VT kan naar aanleiding van een melding besluiten om een onderzoek in te stellen. VT wint dan informatie in bij verschillende beroepskrachten in de omgeving van het (gezins)systeem, zoals leerkrachten, de jeugdgezondheidszorg, de betrokken hulpverlening et cetera. Ook artsen kunnen worden gevraagd om als informant van VT op te treden. In de regel gebeurt dit na het gesprek van VT met de betrokkenen. Zij zijn dan op de hoogte. Soms hebben zij zelfs een instemmingsverklaring getekend die VT aan de arts zal overleggen.
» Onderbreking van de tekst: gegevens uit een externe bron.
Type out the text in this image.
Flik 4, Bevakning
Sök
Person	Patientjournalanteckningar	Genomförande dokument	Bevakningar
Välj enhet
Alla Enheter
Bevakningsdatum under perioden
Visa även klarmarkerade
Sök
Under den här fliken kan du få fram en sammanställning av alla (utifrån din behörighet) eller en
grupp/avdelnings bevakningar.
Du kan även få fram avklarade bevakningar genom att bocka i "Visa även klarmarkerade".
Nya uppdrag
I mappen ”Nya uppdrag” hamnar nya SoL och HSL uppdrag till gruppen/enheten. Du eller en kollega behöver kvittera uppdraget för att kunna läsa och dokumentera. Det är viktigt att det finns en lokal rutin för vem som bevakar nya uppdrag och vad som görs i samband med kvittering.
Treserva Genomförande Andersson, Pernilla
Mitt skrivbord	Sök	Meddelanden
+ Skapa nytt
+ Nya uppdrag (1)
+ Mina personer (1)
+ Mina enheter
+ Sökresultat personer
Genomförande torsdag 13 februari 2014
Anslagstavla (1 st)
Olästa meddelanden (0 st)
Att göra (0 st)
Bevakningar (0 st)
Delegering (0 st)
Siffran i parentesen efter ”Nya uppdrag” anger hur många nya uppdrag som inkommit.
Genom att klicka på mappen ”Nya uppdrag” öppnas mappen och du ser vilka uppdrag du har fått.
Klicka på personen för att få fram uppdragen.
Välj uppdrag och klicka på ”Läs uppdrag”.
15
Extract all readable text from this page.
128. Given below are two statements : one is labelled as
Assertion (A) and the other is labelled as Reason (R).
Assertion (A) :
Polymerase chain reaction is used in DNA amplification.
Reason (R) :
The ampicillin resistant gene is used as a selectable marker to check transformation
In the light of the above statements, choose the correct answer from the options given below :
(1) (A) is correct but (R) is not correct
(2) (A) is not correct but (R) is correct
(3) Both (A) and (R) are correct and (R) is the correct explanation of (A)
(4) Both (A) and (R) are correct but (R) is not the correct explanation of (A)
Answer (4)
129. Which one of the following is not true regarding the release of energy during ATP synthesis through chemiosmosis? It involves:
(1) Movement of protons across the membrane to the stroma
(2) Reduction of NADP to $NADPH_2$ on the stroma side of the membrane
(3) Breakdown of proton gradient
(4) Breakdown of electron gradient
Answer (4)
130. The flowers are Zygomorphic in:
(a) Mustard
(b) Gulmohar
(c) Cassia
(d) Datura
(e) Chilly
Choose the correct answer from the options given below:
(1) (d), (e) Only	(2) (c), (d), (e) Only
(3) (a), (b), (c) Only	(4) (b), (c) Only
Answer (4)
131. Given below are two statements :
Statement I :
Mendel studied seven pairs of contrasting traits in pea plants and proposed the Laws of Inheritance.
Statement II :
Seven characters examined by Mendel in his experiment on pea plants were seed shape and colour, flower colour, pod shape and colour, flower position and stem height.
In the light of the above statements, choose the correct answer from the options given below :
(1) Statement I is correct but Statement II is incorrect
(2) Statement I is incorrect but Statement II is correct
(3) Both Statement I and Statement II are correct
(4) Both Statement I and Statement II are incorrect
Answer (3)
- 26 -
Als de melding daar aanleiding toe geeft, is VT bevoegd om vooronderzoek te doen zonder medeweten van de betrokkenen. Is zo’n vooronderzoek gaande, dan zal VT dit aan de arts melden, inclusief de reden hiervan. Ook kan VT de arts dan om informatie vragen die specifiek voor het vooronderzoek nodig is. De arts verstrekt dan alleen die specifieke informatie. Zodra het kan, zal VT aan de betrokkenen laten weten dat er vooronderzoek is gedaan, waarom dat is gedaan en welke informatie in dat kader door wie is verstrekt.

Voor iedere arts die van VT een verzoek om informatie krijgt, blijft het streven om deze informatie alleen te verstrekken met toestemming van betrokkenen. Het meldrecht uit de Wmo 2015 biedt echter ook ruimte om zonder toestemming informatie aan VT te verstrekken. Dit mag als dat ‘noodzakelijk is om een situatie van huiselijk geweld of kindermishandeling te beëindigen of een redelijk vermoeden daarvan te onderzoeken’. Dit meldrecht is geregeld in artikel 5.2.6 Wmo 2015.

Deze meldcode gaat er vanuit dat er – als VT een onderzoek heeft ingesteld – per definitie sprake is van een noodzaak om een redelijk vermoeden van kindermishandeling en/of huiselijk geweld te laten onderzoeken. Om die reden is er voor de arts in zo’n geval minder afwegingsruimte dan bij een spontane melding. De meldcode verlangt dus van de arts dat hij – als VT om informatie vraagt – de relevante informatie ook verstrekt. De arts wordt alleen nog geacht om zelf af te wegen welke gegevens relevant kunnen zijn voor het onderzoek en welke niet. VT zal hem daartoe de nodige informatie moeten verstrekken. Dit is – net als bij een spontane melding – alleen anders als er sprake is van volwassenengeweld en het slachtoffer weloverwogen en in vrijheid weigert om toestemming te geven voor informatieoverdracht. In dat geval verstrekt de arts alleen informatie bij ernstig gevaar voor zwaar lichamelijk of psychisch letsel of de dood.

De arts kan alleen in hoge uitzonderingssituaties afzien van informatieverstrekking aan VT, namelijk om ‘gewichtige redenen, die het belang van de betrokkene(n) betreffen’. De arts moet dit dan expliciet motiveren tegenover VT. Zie ook de Model Samenwerkingsafspraken informatieuitwisseling in verband met aanpak kindermishandeling tussen (geestelijke) gezondheidszorg, AMK, Bureau Jeugdzorg en Raad voor de Kinderbescherming.

De meldcode verlangt dat de arts – óók als een instemmingsverklaring is getekend – de betrokkenen zo mogelijk vooraf laat weten welke informatie hij van plan is te verstrekken, aan wie en waarom. Lukt het de arts niet om dit vooraf te doen, dan doet hij dit zo snel mogelijk achteraf.

Bij mondelinge informatieoverdracht verdient het aanbeveling dat de arts vooraf ter accordering een concept ontvangt van de informatie die VT registreert.